Christian Fluhr <firstname.lastname@example.org>
Dominique Schmit <email@example.com>
Commissariat à l'Énergie Atomique
This paper describes the architecture and working principles of a system that can index documents (and parts of documents) in several languages and is able to retrieve information using one single-language query. The system is based on an automatic linguistic process of both documents and queries; general unilingual and bilingual reformulation rules are used to reduce the gap between user needs expressed by the query and document contents. The system includes an interface between HTTP and SPIRIT servers and is accessible through standard WWW clients. Design methodology and architecture details of this type of interfaces are also presented.
Keywords: information retrieval systems, multilingual full-text databases, cross-lingual interrogation, language engineering, distributed full-text databases on the Internet, database gateways.
Many full-text corpora consist of documents in more than one language. This is the case for scientific and technical documents from non-English-speaking countries and for documents in full-text databases that are generally in at least two languages. It is also the case for countries that have several official languages (Canada, Belgium, Switzerland, Tunisia, European Union, etc.). On the Internet, interesting information can be found on pages not written in English, and it is necessary to have systems that can effectively index texts in several languages and that enable users to search through texts of various languages in their mother tongue.
From 1990 to 1994, a European ESPRIT project, European Multilingual Information Retrieval (EMIR), demonstrated the feasibility of cross-lingual interrogation. The languages accepted were French, English, and German. Russian is now being implemented with UNESCO funding and Dutch will follow, with Belgian funding. From 1994 to 1996, the results of this project were integrated into a commercial client-server information retrieval system, Syntactic and Probabilistic Indexing and Retrieval of Information in Texts (SPIRIT).
In 1996, an interface was developed between a WWW server and a SPIRIT server so that SPIRIT databases could be queried through a standard WWW browser. Initially, the databases were in different languages. The language of each database had to be homogeneous and multibase interrogation was not possible.

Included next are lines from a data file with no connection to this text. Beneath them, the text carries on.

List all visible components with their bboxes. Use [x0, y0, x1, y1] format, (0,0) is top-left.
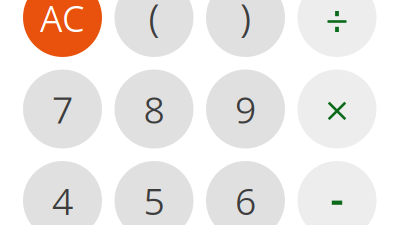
staticText: 7	[52, 84, 73, 134]
button[interactable]: 4	[23, 161, 102, 225]
staticText: 4	[52, 175, 73, 225]
button[interactable]: (	[114, 0, 194, 57]
button[interactable]: Multiply	[298, 70, 376, 148]
staticText: 6	[235, 175, 256, 225]
staticText: 8	[144, 84, 164, 134]
button[interactable]: 9	[206, 70, 285, 148]
staticText: 9	[235, 84, 256, 134]
staticText: (	[148, 0, 160, 44]
button[interactable]: )	[206, 0, 285, 57]
staticText: )	[240, 0, 251, 44]
button[interactable]: Divide	[298, 0, 376, 57]
button[interactable]: 5	[114, 161, 194, 225]
button[interactable]: AC	[23, 0, 102, 57]
staticText: AC	[40, 0, 85, 42]
button[interactable]: 6	[206, 161, 285, 225]
staticText: 5	[144, 175, 164, 225]
button[interactable]: Subtract	[298, 161, 376, 225]
button[interactable]: 7	[23, 70, 102, 148]
button[interactable]: 8	[114, 70, 194, 148]
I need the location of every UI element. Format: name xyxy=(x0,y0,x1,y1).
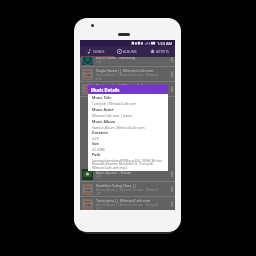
button[interactable]: More options xyxy=(169,167,174,181)
button[interactable]: More options xyxy=(169,67,174,81)
staticText: 4:56 xyxy=(96,77,102,81)
staticText: Tumi jodi |80musicCafe.com xyxy=(92,101,137,105)
staticText: ARTISTS xyxy=(156,49,169,54)
staticText: /storage/emulated/0/Music/(HJ_OVfNC8h/nu… xyxy=(92,158,165,170)
staticText: Ayen Ayelon - Hasan xyxy=(96,170,132,175)
staticText: Various Album |80musicCafe.com xyxy=(92,125,145,129)
staticText: Tariq tariq || 80musicCafe.com xyxy=(96,198,151,203)
button[interactable]: More options xyxy=(169,197,174,210)
button[interactable]: Ayen Ayelon - Hasan xyxy=(80,167,175,181)
staticText: Bhalobasha || 80musicCafe.com xyxy=(96,83,153,88)
staticText: SONGS xyxy=(93,49,105,54)
staticText: Path xyxy=(92,152,101,157)
staticText: Music Artist xyxy=(92,107,114,112)
staticText: Dagla Nawa || 80musicCafe.com xyxy=(96,68,154,73)
staticText: ALBUMS xyxy=(123,49,137,54)
staticText: Music Details xyxy=(91,87,120,93)
button[interactable]: Tariq tariq || 80musicCafe.com xyxy=(80,197,175,210)
button[interactable]: More options xyxy=(169,182,174,196)
staticText: Black Hawk - Samsung xyxy=(96,57,136,60)
button[interactable]: Black Hawk - Samsung xyxy=(80,57,175,66)
staticText: Duration xyxy=(92,130,108,135)
staticText: Music Title xyxy=(92,95,112,100)
staticText: Various Album || 80musicCafe.com 80music… xyxy=(96,88,159,92)
staticText: 4.14 MB xyxy=(92,147,105,151)
staticText: 5:02 xyxy=(96,92,102,96)
staticText: 4:11 xyxy=(96,207,102,210)
button[interactable]: More options xyxy=(169,82,174,96)
button[interactable]: Bhalobasha || 80musicCafe.com xyxy=(80,82,175,96)
staticText: 4:29 xyxy=(92,136,99,140)
staticText: Various Album || 80musicCafe.com 80music… xyxy=(96,203,159,207)
button[interactable]: ALBUMS xyxy=(111,46,143,57)
staticText: 4:01 xyxy=(96,192,102,196)
staticText: Sushilter Subuj Oma || xyxy=(96,183,137,188)
button[interactable]: SONGS xyxy=(80,46,111,57)
staticText: Various Album || 80musicCafe.com 80music… xyxy=(96,73,159,77)
staticText: Music Album xyxy=(92,119,116,124)
button[interactable]: More options xyxy=(169,57,174,66)
staticText: 80musicCafe.com | James xyxy=(92,113,133,117)
button[interactable]: Sushilter Subuj Oma || xyxy=(80,182,175,196)
staticText: 1:33 AM xyxy=(157,41,173,46)
staticText: Various Album || 80musicCafe.com 80music… xyxy=(96,188,159,192)
button[interactable]: Dagla Nawa || 80musicCafe.com xyxy=(80,67,175,81)
staticText: 3:59 xyxy=(96,175,102,179)
staticText: Size xyxy=(92,141,99,146)
staticText: 4:44 xyxy=(96,60,102,64)
button[interactable]: ARTISTS xyxy=(143,46,175,57)
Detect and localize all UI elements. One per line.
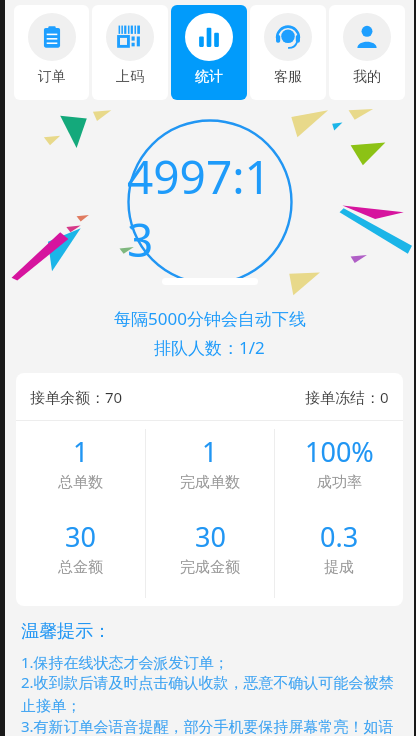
staticText: 成功率	[317, 473, 362, 492]
staticText: 0.3	[320, 518, 359, 555]
staticText: 客服	[274, 68, 302, 86]
staticText: 2.收到款后请及时点击确认收款，恶意不确认可能会被禁止接单；	[21, 672, 402, 716]
staticText: 3.有新订单会语音提醒，部分手机要保持屏幕常亮！如语音	[21, 716, 402, 736]
staticText: 统计	[195, 68, 223, 86]
staticText: 每隔5000分钟会自动下线	[114, 307, 306, 330]
button[interactable]: 订单	[14, 5, 89, 100]
button[interactable]: 客服	[250, 5, 326, 100]
staticText: 接单冻结：0	[305, 387, 389, 407]
staticText: 我的	[353, 68, 381, 86]
staticText: 上码	[116, 68, 144, 86]
button[interactable]: 上码	[92, 5, 168, 100]
button[interactable]: 统计	[171, 5, 247, 100]
staticText: 完成单数	[180, 473, 240, 492]
staticText: 总单数	[58, 473, 103, 492]
staticText: 温馨提示：	[21, 620, 111, 643]
staticText: 4997:13	[127, 145, 293, 271]
staticText: 完成金额	[180, 558, 240, 577]
staticText: 排队人数：1/2	[154, 336, 265, 359]
staticText: 接单余额：70	[30, 387, 123, 407]
staticText: 总金额	[58, 558, 103, 577]
staticText: 提成	[324, 558, 354, 577]
staticText: 1.保持在线状态才会派发订单；	[21, 652, 229, 672]
staticText: 1	[73, 433, 89, 470]
staticText: 30	[65, 518, 96, 555]
staticText: 订单	[38, 68, 66, 86]
button[interactable]: 我的	[329, 5, 405, 100]
staticText: 100%	[305, 433, 374, 470]
staticText: 1	[202, 433, 218, 470]
staticText: 30	[195, 518, 226, 555]
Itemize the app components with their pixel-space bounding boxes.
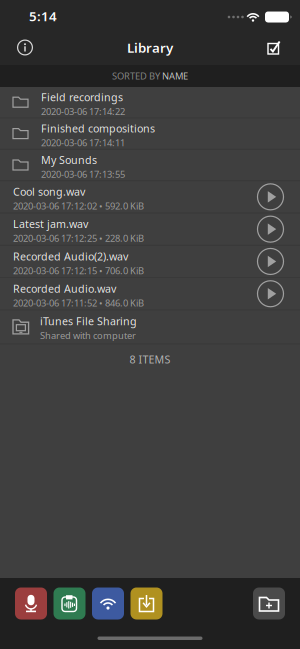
- staticText: 5:14: [29, 7, 57, 25]
- button[interactable]: Record: [15, 588, 47, 620]
- button[interactable]: Play: [257, 183, 284, 210]
- staticText: Recorded Audio(2).wav: [13, 249, 128, 263]
- staticText: 2020-03-06 17:13:55: [41, 168, 125, 180]
- staticText: Field recordings: [41, 90, 123, 104]
- staticText: 2020-03-06 17:14:11: [41, 136, 125, 149]
- button[interactable]: New folder: [253, 588, 285, 620]
- staticText: NAME: [162, 70, 188, 82]
- staticText: Cool song.wav: [13, 185, 85, 199]
- button[interactable]: Paste audio: [54, 588, 86, 620]
- button[interactable]: Select items: [267, 40, 300, 56]
- staticText: 2020-03-06 17:12:02 • 592.0 KiB: [13, 200, 144, 212]
- staticText: 2020-03-06 17:12:25 • 228.0 KiB: [13, 232, 144, 244]
- staticText: iTunes File Sharing: [40, 314, 137, 328]
- staticText: Shared with computer: [40, 329, 136, 342]
- button[interactable]: Info: [0, 40, 33, 56]
- button[interactable]: Play: [257, 216, 284, 243]
- button[interactable]: Finished compositions: [0, 118, 300, 150]
- staticText: 2020-03-06 17:14:22: [41, 105, 125, 118]
- staticText: Latest jam.wav: [13, 217, 88, 231]
- button[interactable]: Play: [257, 280, 284, 307]
- staticText: My Sounds: [41, 153, 97, 167]
- button[interactable]: Latest jam.wav: [0, 214, 300, 246]
- staticText: SORTED BY: [112, 70, 162, 82]
- button[interactable]: Play: [257, 248, 284, 275]
- button[interactable]: Wi-Fi transfer: [92, 588, 124, 620]
- staticText: Recorded Audio.wav: [13, 282, 116, 296]
- staticText: Library: [127, 39, 173, 56]
- button[interactable]: Cool song.wav: [0, 181, 300, 214]
- button[interactable]: Import: [130, 588, 162, 620]
- staticText: 8 ITEMS: [130, 352, 170, 367]
- staticText: 2020-03-06 17:11:52 • 846.0 KiB: [13, 297, 144, 309]
- staticText: Finished compositions: [41, 121, 155, 136]
- button[interactable]: Recorded Audio(2).wav: [0, 246, 300, 278]
- button[interactable]: Field recordings: [0, 87, 300, 118]
- button[interactable]: iTunes File Sharing: [0, 310, 300, 344]
- button[interactable]: Recorded Audio.wav: [0, 278, 300, 310]
- button[interactable]: My Sounds: [0, 150, 300, 181]
- staticText: 2020-03-06 17:12:15 • 706.0 KiB: [13, 264, 144, 277]
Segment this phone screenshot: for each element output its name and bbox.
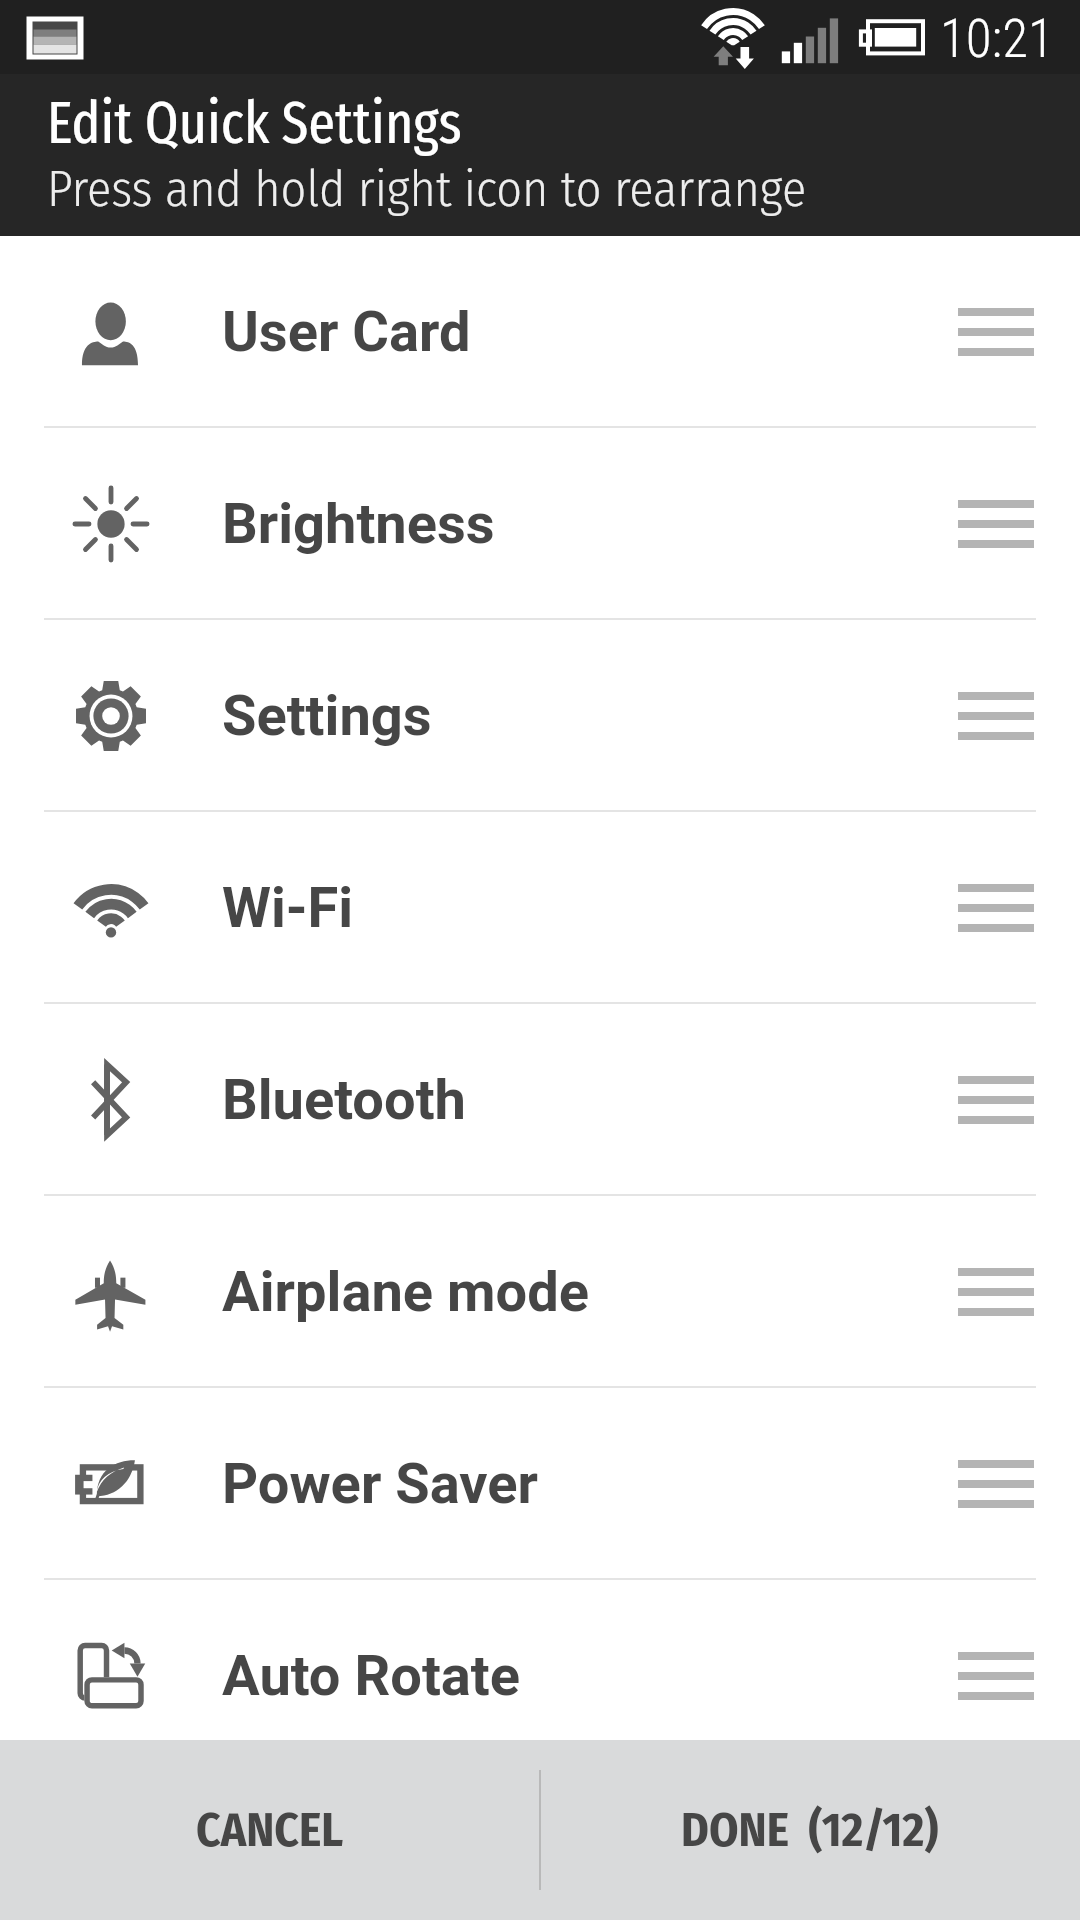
staticText: Brightness <box>222 491 495 557</box>
staticText: Wi-Fi <box>222 875 354 941</box>
staticText: Power Saver <box>222 1451 539 1517</box>
staticText: Settings <box>222 683 432 749</box>
staticText: Auto Rotate <box>222 1643 521 1709</box>
button[interactable]: Reorder Brightness <box>912 428 1080 620</box>
staticText: User Card <box>222 299 471 365</box>
button[interactable]: User Card <box>0 236 1080 428</box>
staticText: Press and hold right icon to rearrange <box>47 159 807 219</box>
button[interactable]: Wi-Fi <box>0 812 1080 1004</box>
button[interactable]: Bluetooth <box>0 1004 1080 1196</box>
button[interactable]: Reorder Power Saver <box>912 1388 1080 1580</box>
staticText: DONE (12/12) <box>681 1802 939 1858</box>
button[interactable]: Auto Rotate <box>0 1580 1080 1740</box>
button[interactable]: Brightness <box>0 428 1080 620</box>
staticText: Airplane mode <box>222 1259 589 1325</box>
button[interactable]: Power Saver <box>0 1388 1080 1580</box>
button[interactable]: Reorder Wi-Fi <box>912 812 1080 1004</box>
button[interactable]: Reorder Settings <box>912 620 1080 812</box>
button[interactable]: DONE (12/12) <box>540 1740 1080 1920</box>
button[interactable]: Reorder User Card <box>912 236 1080 428</box>
button[interactable]: Reorder Auto Rotate <box>912 1596 1080 1740</box>
staticText: 10:21 <box>940 8 1054 70</box>
staticText: Edit Quick Settings <box>47 88 462 159</box>
button[interactable]: Reorder Airplane mode <box>912 1196 1080 1388</box>
staticText: CANCEL <box>196 1802 344 1858</box>
button[interactable]: Settings <box>0 620 1080 812</box>
button[interactable]: CANCEL <box>0 1740 540 1920</box>
button[interactable]: Airplane mode <box>0 1196 1080 1388</box>
button[interactable]: Reorder Bluetooth <box>912 1004 1080 1196</box>
staticText: Bluetooth <box>222 1067 466 1133</box>
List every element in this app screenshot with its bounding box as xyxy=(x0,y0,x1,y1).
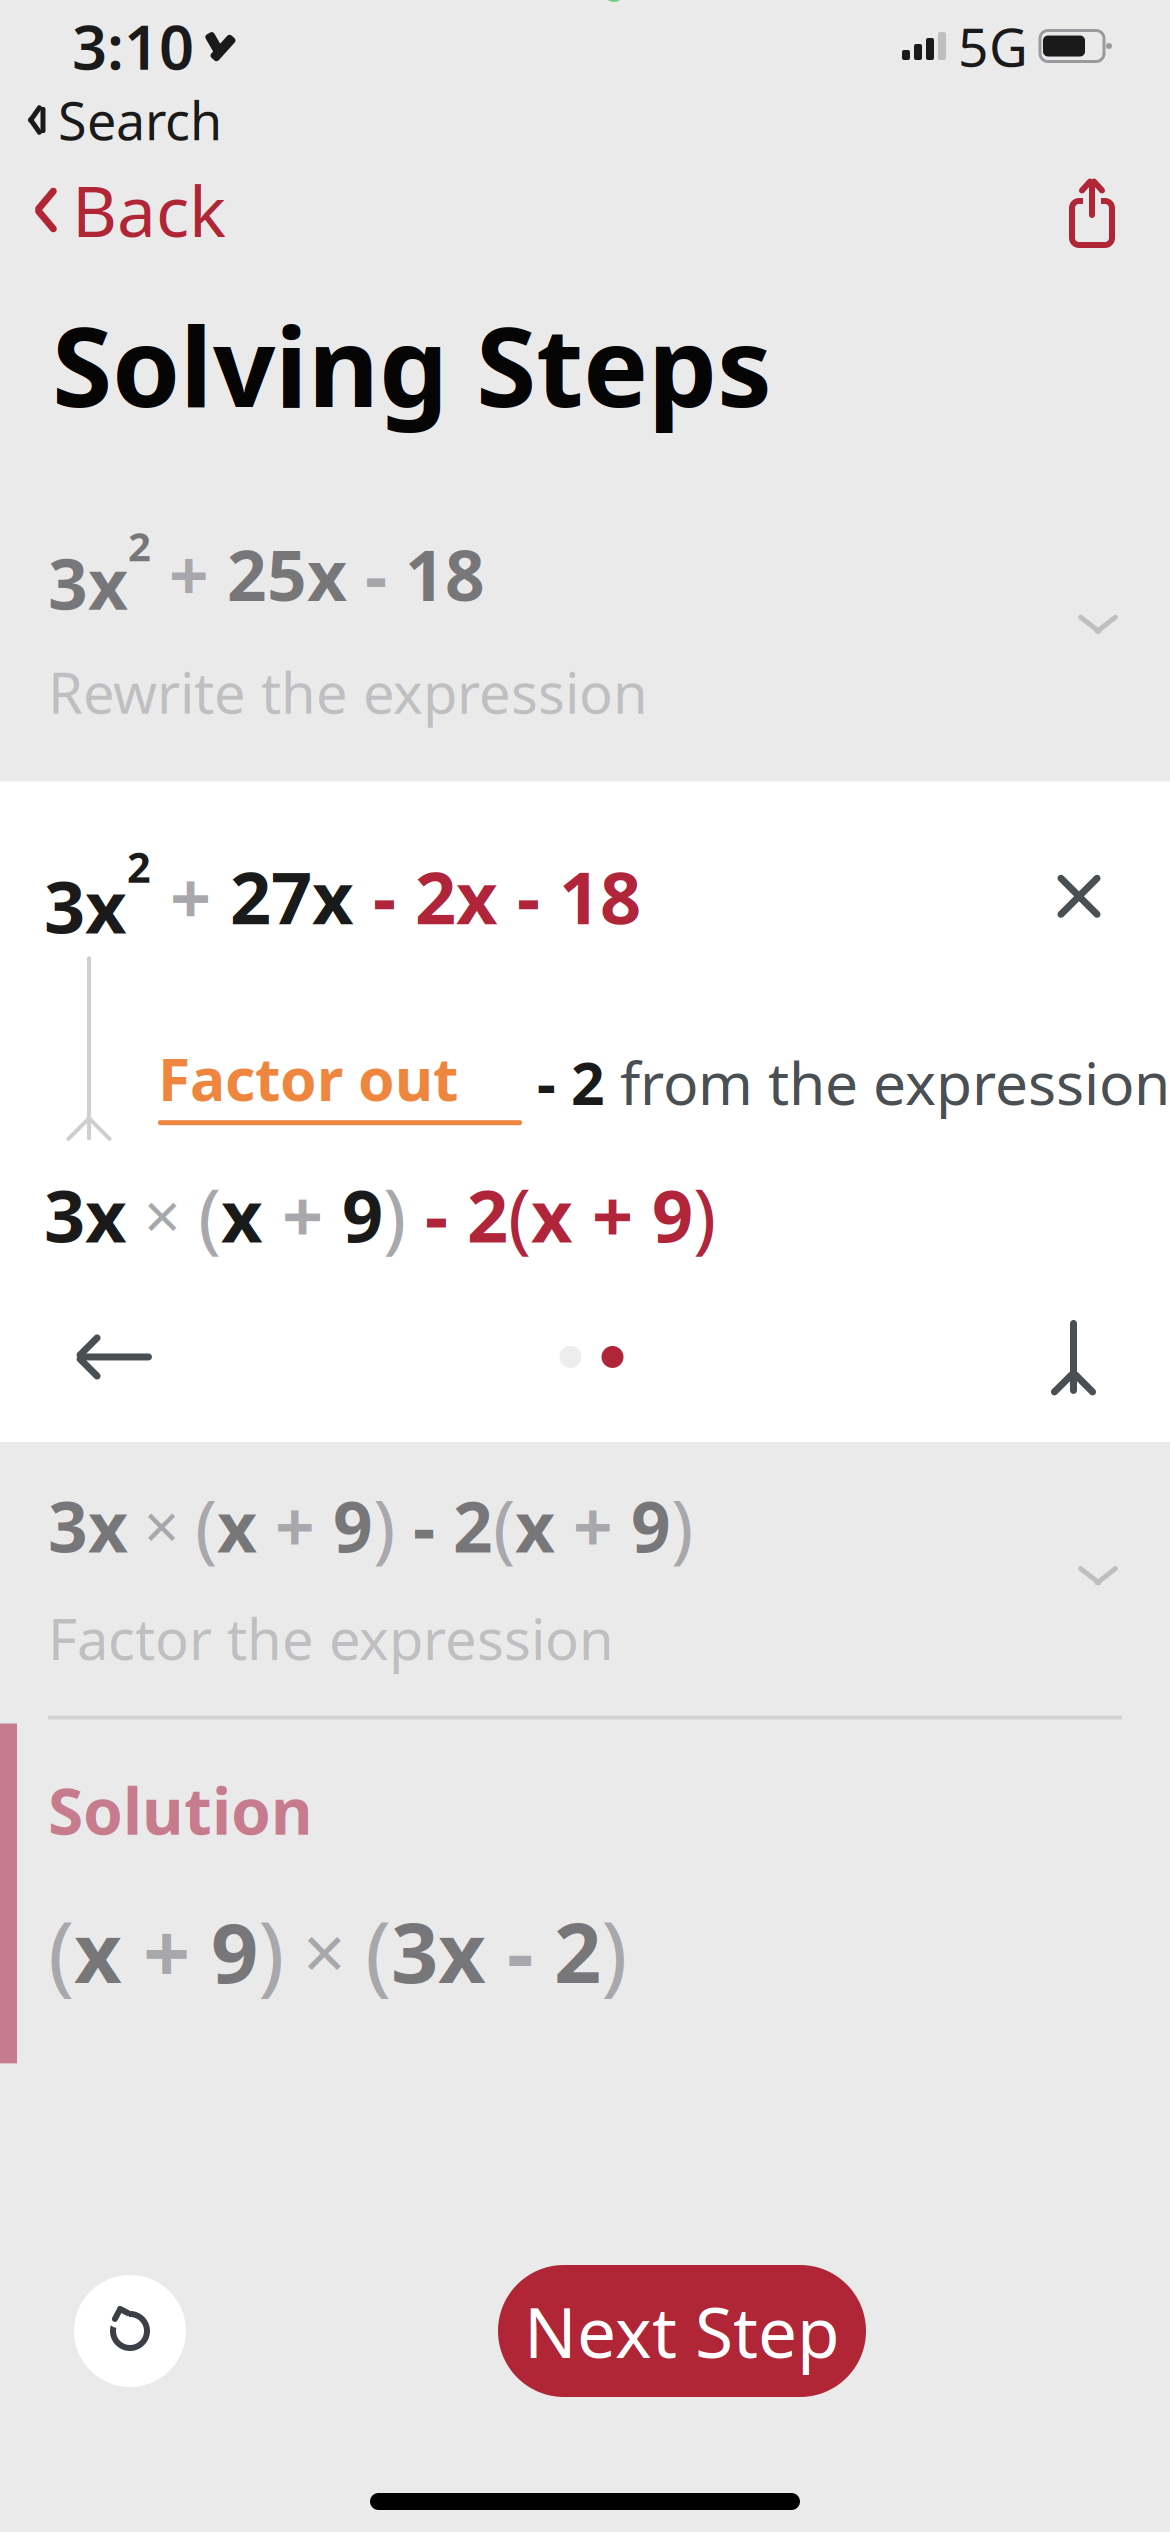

Because many of our databases are bilingual (English and French) and because single documents often appear in several languages (e.g., summaries in two languages), we have developed a prototype of a distributed cross-lingual information retrieval system based on SPIRIT-W3 architecture, which has been generalized for this use.
SPIRIT is based on linguistic processing that is performed both on database texts and on queries. This processing is robust and not domain-dependent. The level of linguistic parsing is morphosyntatic. Morphologic analysis is simple because of the use of a full-form dictionary. Syntactic analysis is divided into a disambiguation tool (tagger) and a dependency relation analysis. After the morphosyntactic analysis is done, words and compounds are normalized and stop words are eliminated according to their part of speech.
The statistical processing is done for the input texts as a result of the linguistic processing. This statistical processing assigns a weight for each normalized word or compound. This weight is related to the information brought by the word, which is helpful for the selection of the relevant documents. This weight is used during interrogation to rank the documents according their semantic proximity to the query.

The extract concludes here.